Question

If x=2and x=0 are root of the polynomial f(x)=2x^3-3x^2+ax+b,then find the value of a and b

Answer 1

Given :

• The given Polynomial is 2x³ - 3x² + ax + b and 2, 0 are it's zeroes.

To Find :

• The value of a & b.

Let us substitute x = 2 in the given equation.

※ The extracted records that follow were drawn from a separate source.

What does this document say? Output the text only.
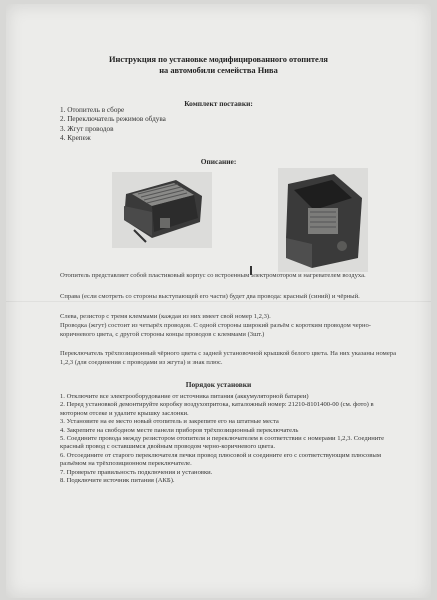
Инструкция по установке модифицированного отопителя
на автомобили семейства Нива
Комплект поставки:
1. Отопитель в сборе
2. Переключатель режимов обдува
3. Жгут проводов
4. Крепеж
Описание:
Отопитель представляет собой пластиковый корпус со встроенным электромотором и нагревателем воздуха.
Справа (если смотреть со стороны выступающей его части) будет два провода: красный (синий) и чёрный.
Слева, резистор с тремя клеммами (каждая из них имеет свой номер 1,2,3).
Проводка (жгут) состоит из четырёх проводов. С одной стороны широкий разъём с коротким проводом черно-коричневого цвета, с другой стороны концы проводов с клеммами (3шт.)
Переключатель трёхпозиционный чёрного цвета с задней установочной крышкой белого цвета. На них указаны номера 1,2,3 (для соединения с проводами из жгута) и знак плюс.
Порядок установки
1. Отключите все электрооборудование от источника питания (аккумуляторной батареи)
2. Перед установкой демонтируйте коробку воздухопритока, каталожный номер: 21210-8101400-00 (см. фото) в моторном отсеке и удалите крышку заслонки.
3. Установите на ее место новый отопитель и закрепите его на штатные места
4. Закрепите на свободном месте панели приборов трёхпозиционный переключатель
5. Соедините провода между резистором отопителя и переключателем в соответствии с номерами 1,2,3. Соедините красный провод с оставшимся двойным проводом черно-коричневого цвета.
6. Отсоедините от старого переключателя печки провод плюсовой и соедините его с соответствующим плюсовым разъёмом на трёхпозиционном переключателе.
7. Проверьте правильность подключения и установки.
8. Подключите источник питания (АКБ).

⟶ $\sf{ 2 {x}^{3} - 3 {x}^{2} - ax + b = 0}$

⟶ $\sf{2 {(2)}^{3} - 3{(2)}^{2} + 2a + b = 0}$

⟶ $\sf{16 - 12 + 2a + b = 0}$

⟶ $\sf{4 + 2a + b = 0}$

⟶ $\sf{2a + b = - 4}$

⟶ $\sf{a + b = - 2}$

⟶ $\sf{ \red{a = - 2 - b}}....(1)$

Let us substitute x = 0 in the given equation as it is given that 0 is one pf the root of the Equation. Also, Let's substitute Let's substitute (1) in the Equation.

Now,

⟶ $\sf{2 {(0)}^{ 3} - 2 {(0)}^{2} + 2(0) + b = 0}$

⟶ $\boxed{\sf{ \blue{b = 0}}}$

Let us substitute the value of b in (1), we get :

⟶ $\sf{a = - 2 - 0}$

⟶ $\boxed{ \sf{ \blue{a = - 2}}}$